Nothing new in any of that. And then NPR gave air to Senator Charles Schumer. Now, we all know Chuck's a master at both whoring himself and at loudly and indignantly posturing. Pretty much all Senators are, of course, but Senator Schumer turns up on the radio more often than many, and seems more sure of himself, more full of himself, and is more grating in his presentation (at least to me) than almost anybody since Trent Lott.
And what would Chuck have us know this noonday? Just the damned Republicans are standing in the way of transferring billions of dollars of our children's futures to investment bankers, speculators, jerks, liars and scumbuckets. The Democrats could, he says, pass this necessary bill without the GOP, but won't do so. So there we have it, as clearly as a webworm crawling up the branch of a buckeye under autumn skies-there's the Democratic majority all you earnest persons worked so hard and donated so much money to elect two years ago.
The Republicans, it turns out, have scruples. They believe in something. (Who could have imagined it?) They don't think the government should give over so much money to speculators and they object to relinquishing so much power to the likes of Bernanke and Paulson. The Democrats are livid. Time is wasting. We need to pass a bill now, don't you see! Barney Frank told Charlie Rose a couple nights ago; I heard it; I saw it.
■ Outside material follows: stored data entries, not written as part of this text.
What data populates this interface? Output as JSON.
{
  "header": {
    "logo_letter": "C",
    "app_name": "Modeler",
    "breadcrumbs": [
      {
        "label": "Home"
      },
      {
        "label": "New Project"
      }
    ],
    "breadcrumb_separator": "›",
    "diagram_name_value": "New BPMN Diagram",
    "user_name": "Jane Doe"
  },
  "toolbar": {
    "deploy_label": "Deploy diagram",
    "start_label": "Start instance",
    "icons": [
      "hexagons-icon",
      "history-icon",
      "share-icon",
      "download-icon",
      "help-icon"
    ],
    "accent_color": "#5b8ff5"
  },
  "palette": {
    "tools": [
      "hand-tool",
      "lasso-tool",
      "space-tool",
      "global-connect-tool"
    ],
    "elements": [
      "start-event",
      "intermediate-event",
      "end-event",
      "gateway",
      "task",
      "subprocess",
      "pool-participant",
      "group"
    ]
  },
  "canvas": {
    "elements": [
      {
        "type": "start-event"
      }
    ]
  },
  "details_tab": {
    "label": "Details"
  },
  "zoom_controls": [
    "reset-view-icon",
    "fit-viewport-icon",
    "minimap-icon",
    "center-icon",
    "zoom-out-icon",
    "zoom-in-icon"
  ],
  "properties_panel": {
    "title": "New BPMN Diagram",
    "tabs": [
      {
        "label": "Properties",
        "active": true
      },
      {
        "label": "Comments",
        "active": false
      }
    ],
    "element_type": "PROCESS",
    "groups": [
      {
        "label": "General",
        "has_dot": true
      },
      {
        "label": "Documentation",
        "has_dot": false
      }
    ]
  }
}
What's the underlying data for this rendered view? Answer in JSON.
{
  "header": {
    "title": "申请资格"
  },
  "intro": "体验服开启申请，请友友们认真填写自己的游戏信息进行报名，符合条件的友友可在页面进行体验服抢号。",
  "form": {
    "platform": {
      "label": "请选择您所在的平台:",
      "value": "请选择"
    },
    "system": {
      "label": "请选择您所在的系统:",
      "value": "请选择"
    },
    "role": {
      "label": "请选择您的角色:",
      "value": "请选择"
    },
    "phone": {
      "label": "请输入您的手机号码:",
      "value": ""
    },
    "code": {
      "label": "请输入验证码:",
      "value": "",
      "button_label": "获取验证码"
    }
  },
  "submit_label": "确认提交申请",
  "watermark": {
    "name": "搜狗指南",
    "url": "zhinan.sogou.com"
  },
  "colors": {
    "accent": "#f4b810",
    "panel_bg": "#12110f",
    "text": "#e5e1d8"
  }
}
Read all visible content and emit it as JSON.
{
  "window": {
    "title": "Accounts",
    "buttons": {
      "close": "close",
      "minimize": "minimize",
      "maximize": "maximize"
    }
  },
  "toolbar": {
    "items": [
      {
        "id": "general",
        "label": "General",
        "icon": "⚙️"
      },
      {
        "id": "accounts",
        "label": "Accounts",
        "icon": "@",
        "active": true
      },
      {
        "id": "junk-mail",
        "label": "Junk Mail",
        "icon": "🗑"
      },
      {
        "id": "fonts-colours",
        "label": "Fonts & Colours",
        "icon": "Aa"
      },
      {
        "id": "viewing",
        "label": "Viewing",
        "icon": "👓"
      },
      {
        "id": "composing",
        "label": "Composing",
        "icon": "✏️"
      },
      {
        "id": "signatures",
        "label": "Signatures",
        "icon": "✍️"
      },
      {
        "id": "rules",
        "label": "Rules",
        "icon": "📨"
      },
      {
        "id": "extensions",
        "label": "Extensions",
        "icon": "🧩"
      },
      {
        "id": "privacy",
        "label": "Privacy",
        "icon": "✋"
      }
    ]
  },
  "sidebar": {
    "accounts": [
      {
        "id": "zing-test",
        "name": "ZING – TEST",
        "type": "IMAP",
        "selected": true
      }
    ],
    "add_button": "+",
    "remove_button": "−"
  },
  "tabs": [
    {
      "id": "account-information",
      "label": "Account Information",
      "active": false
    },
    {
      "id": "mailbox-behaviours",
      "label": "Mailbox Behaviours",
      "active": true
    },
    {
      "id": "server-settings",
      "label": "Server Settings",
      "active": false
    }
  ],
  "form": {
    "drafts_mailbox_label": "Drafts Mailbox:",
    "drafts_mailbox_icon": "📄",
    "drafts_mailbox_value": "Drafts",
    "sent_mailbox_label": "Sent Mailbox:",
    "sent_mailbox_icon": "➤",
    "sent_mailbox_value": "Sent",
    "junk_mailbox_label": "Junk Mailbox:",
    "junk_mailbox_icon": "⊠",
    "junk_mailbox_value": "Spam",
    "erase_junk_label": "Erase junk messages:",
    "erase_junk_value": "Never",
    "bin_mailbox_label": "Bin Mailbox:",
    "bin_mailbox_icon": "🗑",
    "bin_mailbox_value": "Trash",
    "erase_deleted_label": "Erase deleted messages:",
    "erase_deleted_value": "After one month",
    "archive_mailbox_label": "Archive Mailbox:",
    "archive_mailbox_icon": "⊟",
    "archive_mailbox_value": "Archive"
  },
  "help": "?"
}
Barack Obama, the man who would bring Change, affirms his wish that Republicans would stop their obstructionist ways and meet him mid-aisle in some compromise bailout that would throw a few dollars to a few mortgagees, put a (ridiculously high) cap on CEO salaries, and reach right into your and my ass pockets and bank accounts and hopes for a better America and rip out seven hundred billion dollars (more or less-and it will end up being more) so that corrupt and negligent and self-satisfies sons of bitches who never worked a real job, never held a saw or a wrench or a hammer to good purpose, never tried to make a fan belt out of a nylon rope or get a Ford past the inspector by plugging up a shitty muffler with aluminum flashing and duct tape, so these worms can keep on keeping on.
And what can you do about that? Nothing. Not, as we say around here, a frigging' thing. Should I E-mail Olympia Snow or Tom Allen? No, they will vote for whatever deal comes before them. You can petition your own legislative team if you wish, but I'd suggest that instead of asking them to vote against the bill, instead of expressing your concerns politely, you threaten them, coldly, politely, but unequivocally. You vote for this, in any form, for any amount, you give one dollar of my money toward this purpose, and I shall not only never again vote for you, I'll work as hard as I can and donate as much money as I am able to whomever may run against you in any future election, whatever he or she says or believes or has done or proposes. As George Herbert Walker Bush said so many years ago: "This will not stand!"
And don't let Obama off the hook. I've had enough of hearing how he's only backpedaling and waffling and vaguely oozing around issues that matter to liberals so that he can get elected and then he'll bring out the buckets of Change. The time for change is now, Senator. Vote No. Be a Democrat.
No point here except personal outrage. Brother Cooper is not even getting his usual twenty-five dollars for this from The Wiscsasset Newspaper. He only writes this hoping it will inspire some readers toward a harder line, a bolder public voice of their own, and help them see that while the Republicans have long been their enemies, the Democrats have now ceased to be their friends. Now Cooper waits for the rain to pass so he can get back to his land.